I have a master’s degree in education and have always been fascinated with child development. When young children are growing, they move from the concrete thinking to the abstract. Piaget’s ideas of brain development were always a favorite of mine. His theories propose that children move through a set of cognitive development stages.
As a teacher and a parent, I loved watching children learn how to read! However, this was something you could not rush. The child’s brain had to be ready to move into an abstract way of thinking. Understanding that the symbols (letters) on the page created words which represented ideas.
The point is, that young human mammals have specific stages of development. They learn to crawl, eat solids, walk, talk, and read. We, as educators, look for these. They are a sign the child is developing in an healthy, age appropriate manner.
Years ago, I was reading something, I forget what, that was, as per usual, devaluing breastfeeding. We. as a culture, are so quick to toss breastfeeding aside. Well, I guess breastfeeding didn’t work! And it occurred to me that if breastfeeding was classified as a milestone, a developmental stage for human mammals, perhaps we would take the fact that breastfeeding appeared to not be working, as a sign that we better get serious about figuring out why.
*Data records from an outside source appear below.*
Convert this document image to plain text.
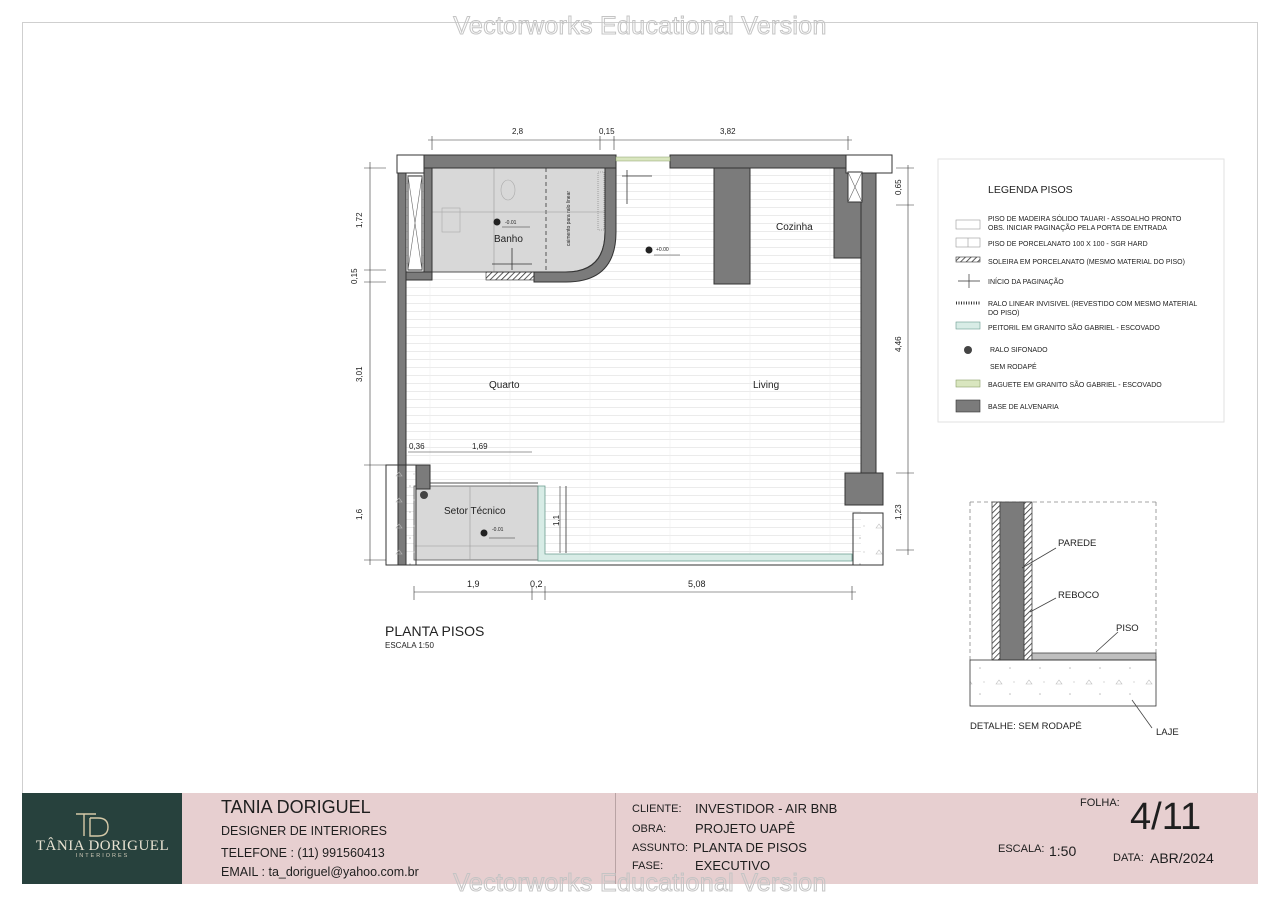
Vectorworks Educational Version
Banho
Cozinha
Quarto	Living
Setor Técnico
-0.01
+0.00
-0.01
caimento para ralo linear
2,8	0,15	3,82
1,72
0,15
3,01
1,6
0,65
4,46
1,23
1,9	0,2	5,08
0,36	1,69
1,1
PLANTA PISOS
ESCALA 1:50
LEGENDA PISOS
PISO DE MADEIRA SÓLIDO TAUARI - ASSOALHO PRONTO
OBS. INICIAR PAGINAÇÃO PELA PORTA DE ENTRADA
PISO DE PORCELANATO 100 X 100 - SGR HARD
SOLEIRA EM PORCELANATO (MESMO MATERIAL DO PISO)
INÍCIO DA PAGINAÇÃO
RALO LINEAR INVISIVEL (REVESTIDO COM MESMO MATERIAL
DO PISO)
PEITORIL EM GRANITO SÃO GABRIEL - ESCOVADO
RALO SIFONADO
SEM RODAPÉ
BAGUETE EM GRANITO SÃO GABRIEL - ESCOVADO
BASE DE ALVENARIA
PAREDE
REBOCO
PISO
DETALHE: SEM RODAPÉ
LAJE
TÂNIA DORIGUEL
INTERIORES
TANIA DORIGUEL
DESIGNER DE INTERIORES
TELEFONE : (11) 991560413
EMAIL : ta_doriguel@yahoo.com.br
CLIENTE: INVESTIDOR - AIR BNB
OBRA: PROJETO UAPÊ
ASSUNTO: PLANTA DE PISOS
FASE: EXECUTIVO
FOLHA: 4/11
ESCALA: 1:50	DATA: ABR/2024
Vectorworks Educational Version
I understand that this is going to take a huge paradigm shift! We would need to:
1. Stop looking at breastfeeding as something that is optional
2. Truly acknowledge the very real risks to formula feeding for the baby
3. Take seriously the equally very real benefits for the mother if she breastfeeds.
4. Embrace the benefits breastfeeding provides to society- Less health costs, less trash, less energy creating, shipping, storing formula, and the IQ points babies gain while breastfeeding.
Many health professionals already use breastfeeding as a marker of good health. When a baby is born, midwives all breathe a sigh of relief when a baby begins to breastfeed. The baby is doing well! If a baby is breastfeeding well, pediatricians and family practice doctors tend to feel the baby’s health “overall” is good.
Breastfeeding: It’s the mammal thing to do! Mothers get pregnant, give birth, and make milk. Baby’s drink the milk. Most babies thrive! All are happy!
There are many good reasons a mother might choose not to breastfeed. As long as it is an informed decision, it is up to the mother to decide what is best for her family.
There are also legitimate times when breastfeeding doesn’t work. The mother might be struggling with milk supply, the baby might have a physical or neurological issue that prevents them from breastfeeding. But these barriers to breastfeeding become apparent with time and can be documented. Something concrete prevented the mother from reaching her breastfeeding goal.
But what about all of those other mothers, over 75% of mothers in the US want to breastfeed, who want to breastfeed but don’t make it? Don’t we owe them an explanation as to what went wrong with this normal mammal process?
This is where the re-framing of breastfeeding as a milestone would help tremendously. Then we have to spend the energy and resources figuring out WHY.
We expect children to begin walking between 9-14 months. Some babies walk a little earlier, some later. However, if a child is not walking well by 14ish months, we start paying close attention. Why? Because it is normal for a human child to walk by then. We want to know what is getting in the child’s way. We would send them to specialists to examine them carefully, both physically and neurologically. What would happen if instead of this concern, families, friends, health care providers, all just said, oh well, just use a wheel chair. Who needs to walk. They would say, some babies just can’t walk. With each stumble of the child, a helpful nurse pushes in a wheel chair and says, here you go! How would we all feel about that?
But this is what we do with breastfeeding! If it is not going well in the first few days, we shrug our shoulders and hand over a can of formula. And don’t really try to figure out why, why is this important mammal thing to do not working?
If we really valued breastfeeding, we would embrace the Baby Friendly Hospital movement. Not just in name, as many hospitals are jumping on, but by training all those who come in contact with mothers and babies to understand the importance of breastfeeding and how to best assist a mother and baby. We would replace fentanyl in epidurals with a medication that is not so hard on babies, making them so sleepy and uncoordinated. We would always keep mothers and babies together. We would embrace the research that shows if mothers have IV fluids their babies will lose more weight.
We would make sure all people have breastfeeding education, beginning in elementary schools, yes, in elementary schools, and through those years when they are learning about their bodies and infant feeding options. All midwife or OB would talk at each visit during their pregnancy about breastfeeding, how it works, the support that is available.
IBCLCs, La Leche League, and WIC peer counselors would be everywhere! Ready to help! Breastfeeding support groups would be bursting at the seams with mothers and babies.
We know the things that can help. We just don’t care enough about breastfeeding to make them happen.
As an IBCLC, when I have a mother and baby who are struggling with breastfeeding, it is my obligation, my duty, to find out why and help them overcome the obstacles if possible. I am a breastfeeding nerd. But when I have mothers in pain, struggling with milk supply issues, and babies who are not latching, I must do something. So, I read, and listen, and ask questions to those who know far more than I do.
In one of my favorite plays, Death of a Salesman, a character says, “Attention must be paid!” I agree. We need to pay attention to why this very mammal thing to do, baby’s first milestone, is not being reached.